The Zitmo Trojan has cost online banking customers throughout Europe millions in stolen funds as this variant has infected Android and BlackBerry devices and is capable of defeating common forms of two-factor authentication.  TextKey’s patent-pending technology eliminates any browser interaction during the authentication process  and thus won’t allow man-in-the-middle (MITM) or man-in-the-browser (MITB) attacks affecting mobile device users.

“There are several two-factor authentication methods used to protect web sites, but those that allow any form of data entry on a web browser page are vulnerable to a MITB/MITM attack,” said Scott Goldman, CEO, TextPower.  “To eliminate this angle of attack, you must eliminate any method that involves the browser.  A secure server-to-server connection between an authentication service and the web site is the simplest and most straightforward approach to do this.  TextKey uses exactly that type of connection, completely circumventing any browser involvement to eliminate threats from any MITB/MITM attacks.” 

Unlike other two-factor authentication processes, TextKey’s authentication code is displayed in clear text on the user's screen after they have successfully entered their ID and password.  This code must be sent via SMS to the TextKey cloud-based authentication system from the cell phone preregistered to that user's ID.  There is no open field for a hacker to monitor or trap information on the web site's page, nor is there any hardware or software required at the web site's server to implement TextKey authentication.  Only the next-generation of two-factor authentication, like TextKey, combines the convenience of a soft token with the resistance to browser-based attacks. 
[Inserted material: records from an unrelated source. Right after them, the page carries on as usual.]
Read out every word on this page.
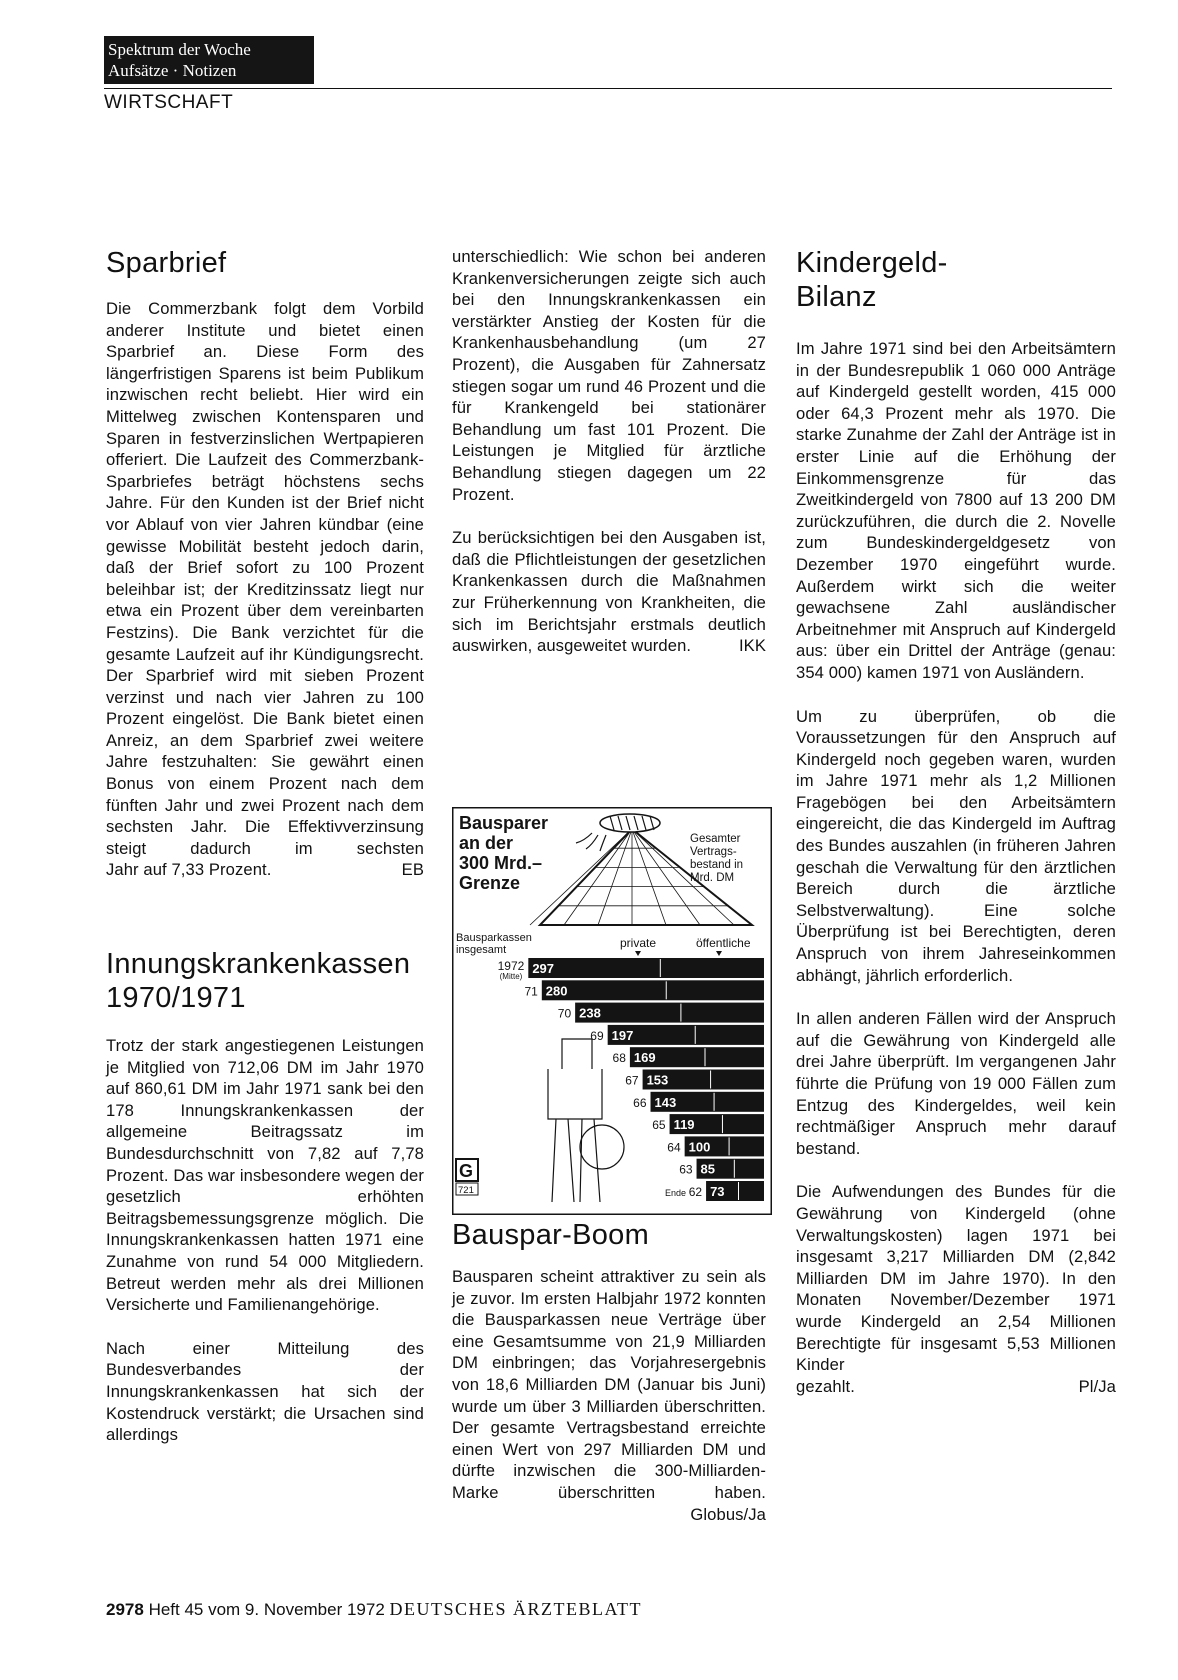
Spektrum der Woche
Aufsätze · Notizen
WIRTSCHAFT
Sparbrief

Die Commerzbank folgt dem Vorbild anderer Institute und bietet einen Sparbrief an. Diese Form des längerfristigen Sparens ist beim Publikum inzwischen recht beliebt. Hier wird ein Mittelweg zwischen Kontensparen und Sparen in festverzinslichen Wertpapieren offeriert. Die Laufzeit des Commerzbank-Sparbriefes beträgt höchstens sechs Jahre. Für den Kunden ist der Brief nicht vor Ablauf von vier Jahren kündbar (eine gewisse Mobilität besteht jedoch darin, daß der Brief sofort zu 100 Prozent beleihbar ist; der Kreditzinssatz liegt nur etwa ein Prozent über dem vereinbarten Festzins). Die Bank verzichtet für die gesamte Laufzeit auf ihr Kündigungsrecht. Der Sparbrief wird mit sieben Prozent verzinst und nach vier Jahren zu 100 Prozent eingelöst. Die Bank bietet einen Anreiz, an dem Sparbrief zwei weitere Jahre festzuhalten: Sie gewährt einen Bonus von einem Prozent nach dem fünften Jahr und zwei Prozent nach dem sechsten Jahr. Die Effektivverzinsung steigt dadurch im sechsten

Jahr auf 7,33 Prozent.	EB

Innungskrankenkassen
1970/1971

Trotz der stark angestiegenen Leistungen je Mitglied von 712,06 DM im Jahr 1970 auf 860,61 DM im Jahr 1971 sank bei den 178 Innungskrankenkassen der allgemeine Beitragssatz im Bundesdurchschnitt von 7,82 auf 7,78 Prozent. Das war insbesondere wegen der gesetzlich erhöhten Beitragsbemessungsgrenze möglich. Die Innungskrankenkassen hatten 1971 eine Zunahme von rund 54 000 Mitgliedern. Betreut werden mehr als drei Millionen Versicherte und Familienangehörige.

Nach einer Mitteilung des Bundesverbandes der Innungskrankenkassen hat sich der Kostendruck verstärkt; die Ursachen sind allerdings

unterschiedlich: Wie schon bei anderen Krankenversicherungen zeigte sich auch bei den Innungskrankenkassen ein verstärkter Anstieg der Kosten für die Krankenhausbehandlung (um 27 Prozent), die Ausgaben für Zahnersatz stiegen sogar um rund 46 Prozent und die für Krankengeld bei stationärer Behandlung um fast 101 Prozent. Die Leistungen je Mitglied für ärztliche Behandlung stiegen dagegen um 22 Prozent.

Zu berücksichtigen bei den Ausgaben ist, daß die Pflichtleistungen der gesetzlichen Krankenkassen durch die Maßnahmen zur Früherkennung von Krankheiten, die sich im Berichtsjahr erstmals deutlich

auswirken, ausgeweitet wurden.	IKK

Bausparer
an der
300 Mrd.–
Grenze
Gesamter
Vertrags-
bestand in
Mrd. DM
Bausparkassen
insgesamt	private	öffentliche
297
1972
(Mitte)
280
71
238
70
197
69
169
68
153
67
143
66
119
65
100
64
85
63
73
Ende 62
G
721
Bauspar-Boom

Bausparen scheint attraktiver zu sein als je zuvor. Im ersten Halbjahr 1972 konnten die Bausparkassen neue Verträge über eine Gesamtsumme von 21,9 Milliarden DM einbringen; das Vorjahresergebnis von 18,6 Milliarden DM (Januar bis Juni) wurde um über 3 Milliarden überschritten. Der gesamte Vertragsbestand erreichte einen Wert von 297 Milliarden DM und dürfte inzwischen die 300-Milliarden-Marke überschritten haben.

Globus/Ja

Kindergeld-
Bilanz

Im Jahre 1971 sind bei den Arbeitsämtern in der Bundesrepublik 1 060 000 Anträge auf Kindergeld gestellt worden, 415 000 oder 64,3 Prozent mehr als 1970. Die starke Zunahme der Zahl der Anträge ist in erster Linie auf die Erhöhung der Einkommensgrenze für das Zweitkindergeld von 7800 auf 13 200 DM zurückzuführen, die durch die 2. Novelle zum Bundeskindergeldgesetz von Dezember 1970 eingeführt wurde. Außerdem wirkt sich die weiter gewachsene Zahl ausländischer Arbeitnehmer mit Anspruch auf Kindergeld aus: über ein Drittel der Anträge (genau: 354 000) kamen 1971 von Ausländern.

Um zu überprüfen, ob die Voraussetzungen für den Anspruch auf Kindergeld noch gegeben waren, wurden im Jahre 1971 mehr als 1,2 Millionen Fragebögen bei den Arbeitsämtern eingereicht, die das Kindergeld im Auftrag des Bundes auszahlen (in früheren Jahren geschah die Verwaltung für den ärztlichen Bereich durch die ärztliche Selbstverwaltung). Eine solche Überprüfung ist bei Berechtigten, deren Anspruch von ihrem Jahreseinkommen abhängt, jährlich erforderlich.

In allen anderen Fällen wird der Anspruch auf die Gewährung von Kindergeld alle drei Jahre überprüft. Im vergangenen Jahr führte die Prüfung von 19 000 Fällen zum Entzug des Kindergeldes, weil kein rechtmäßiger Anspruch mehr darauf bestand.

Die Aufwendungen des Bundes für die Gewährung von Kindergeld (ohne Verwaltungskosten) lagen 1971 bei insgesamt 3,217 Milliarden DM (2,842 Milliarden DM im Jahre 1970). In den Monaten November/Dezember 1971 wurde Kindergeld an 2,54 Millionen Berechtigte für insgesamt 5,53 Millionen Kinder

gezahlt.	Pl/Ja

2978 Heft 45 vom 9. November 1972 DEUTSCHES ÄRZTEBLATT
Establishing an account with a TextKey installation on the web site side is fast and simple.  The individual web site maintains the user's ID and password already and simply adds their cell phone number to the record.  Then a simple plug-in, available in .NET, PHP and Java, is inserted into the web site's login page HTML.  When the ID and password are successfully entered a modal dialog box appears showing the code that the user must text into the TextKey system from their cell phone.  The code must be sent within the user-defined time frame from the correct phone to grant access.  If the wrong code is sent, or if the correct code is sent from an unregistered phone, access is denied.  It's simple, easy to install and the least-hackable method available. 

The product, TextKey, has won two major industry awards and is patent-pending.  Although the product is still in "slightly stealth" mode it has generated significant interest from some major financial institutions and is going to be publicly released within the next 90 days.

TextPower, Inc. provides alerting and authentication solutions to a variety of industries worldwide using text messaging (SMS). The company's software and text messaging services help companies enhance their revenues, decrease costs and improve customer service. TextPower's authentication product, TextKey™, replaces the token or security fob previously needed to verify the identity of online users for password-protected applications.  TextPower’s mission-critical infrastructure employs geo-redundancy for the industry’s highest reliability, providing delivery to virtual every cell phone in the United States and connections to most recognized wireless operators around the world.